2. Matching principal repayment: a repayment method in which the borrower repays the loan in installments (months) and pays off the loan interest from the previous trading day to the repayment date. In this way, the monthly repayment amount decreases month by month;

3. Pay interest and repay the principal on a monthly basis: that is, the borrower repays the loan principal [loans with a term of less than one year (including one year)] in one lump sum on the loan maturity date, and the loan bears interest on a daily basis and the interest is repaid on a monthly basis;

4. Repay part of the loan in advance: that is, the borrower can repay part of the loan amount in advance when applying to the bank, which is generally an integer multiple of 65,438+0,000 or 65,438+0,000. After repayment, the lending bank will issue a new repayment plan, in which the repayment amount and repayment period change, but the repayment method remains unchanged, and the new repayment period shall not exceed the original loan period.

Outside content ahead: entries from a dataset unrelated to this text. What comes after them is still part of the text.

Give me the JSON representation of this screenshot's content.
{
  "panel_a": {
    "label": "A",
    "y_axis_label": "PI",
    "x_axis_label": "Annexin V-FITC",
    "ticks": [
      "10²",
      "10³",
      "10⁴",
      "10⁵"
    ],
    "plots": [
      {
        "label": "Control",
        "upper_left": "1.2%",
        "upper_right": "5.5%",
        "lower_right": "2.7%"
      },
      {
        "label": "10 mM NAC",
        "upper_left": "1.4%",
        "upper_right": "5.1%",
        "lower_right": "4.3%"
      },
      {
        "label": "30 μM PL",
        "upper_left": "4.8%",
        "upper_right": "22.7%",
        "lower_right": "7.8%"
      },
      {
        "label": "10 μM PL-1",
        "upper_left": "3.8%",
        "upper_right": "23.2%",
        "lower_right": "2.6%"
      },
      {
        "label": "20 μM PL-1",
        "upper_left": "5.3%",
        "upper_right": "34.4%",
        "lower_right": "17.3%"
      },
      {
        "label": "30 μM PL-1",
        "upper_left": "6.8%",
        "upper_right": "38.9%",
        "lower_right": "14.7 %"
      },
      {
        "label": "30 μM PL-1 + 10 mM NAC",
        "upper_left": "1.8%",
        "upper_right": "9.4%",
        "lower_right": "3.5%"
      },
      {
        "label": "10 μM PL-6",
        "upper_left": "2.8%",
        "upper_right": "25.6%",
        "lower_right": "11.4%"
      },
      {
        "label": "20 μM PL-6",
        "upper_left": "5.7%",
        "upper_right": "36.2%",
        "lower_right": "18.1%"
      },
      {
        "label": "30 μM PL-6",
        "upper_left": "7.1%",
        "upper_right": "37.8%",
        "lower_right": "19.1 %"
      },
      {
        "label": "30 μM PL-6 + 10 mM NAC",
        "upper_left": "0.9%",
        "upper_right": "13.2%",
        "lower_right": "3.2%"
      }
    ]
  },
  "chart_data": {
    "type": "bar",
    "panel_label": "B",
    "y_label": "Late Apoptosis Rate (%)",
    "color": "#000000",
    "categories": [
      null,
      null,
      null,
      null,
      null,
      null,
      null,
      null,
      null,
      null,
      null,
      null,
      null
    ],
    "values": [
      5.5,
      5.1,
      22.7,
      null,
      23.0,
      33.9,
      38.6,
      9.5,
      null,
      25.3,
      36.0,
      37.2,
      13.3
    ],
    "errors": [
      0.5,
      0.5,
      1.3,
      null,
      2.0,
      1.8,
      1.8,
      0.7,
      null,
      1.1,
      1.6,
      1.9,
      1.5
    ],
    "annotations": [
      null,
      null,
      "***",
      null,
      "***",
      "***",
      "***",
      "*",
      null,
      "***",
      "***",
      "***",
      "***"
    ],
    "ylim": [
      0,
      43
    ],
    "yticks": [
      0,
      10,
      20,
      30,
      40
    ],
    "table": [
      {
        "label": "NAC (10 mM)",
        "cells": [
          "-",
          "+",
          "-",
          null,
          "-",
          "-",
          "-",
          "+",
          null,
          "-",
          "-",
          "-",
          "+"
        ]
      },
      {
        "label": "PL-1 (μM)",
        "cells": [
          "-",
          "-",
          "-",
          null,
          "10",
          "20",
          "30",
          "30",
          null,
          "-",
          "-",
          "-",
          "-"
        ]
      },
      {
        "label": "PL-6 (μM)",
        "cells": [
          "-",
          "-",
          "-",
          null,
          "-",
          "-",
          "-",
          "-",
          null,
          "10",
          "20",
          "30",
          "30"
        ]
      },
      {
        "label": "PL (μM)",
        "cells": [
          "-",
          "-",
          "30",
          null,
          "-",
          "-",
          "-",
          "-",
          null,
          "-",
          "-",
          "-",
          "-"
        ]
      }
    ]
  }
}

5. Repay all the loans in advance: that is, the borrower can repay all the loan amount in advance when applying to the bank. After repayment, the loan bank will terminate the borrower's loan and handle the corresponding cancellation procedures.

6. Pay back as you borrow: interest after borrowing is calculated on a daily basis, and interest is calculated on a daily basis. You can pay the money in one lump sum at any time without paying a fine.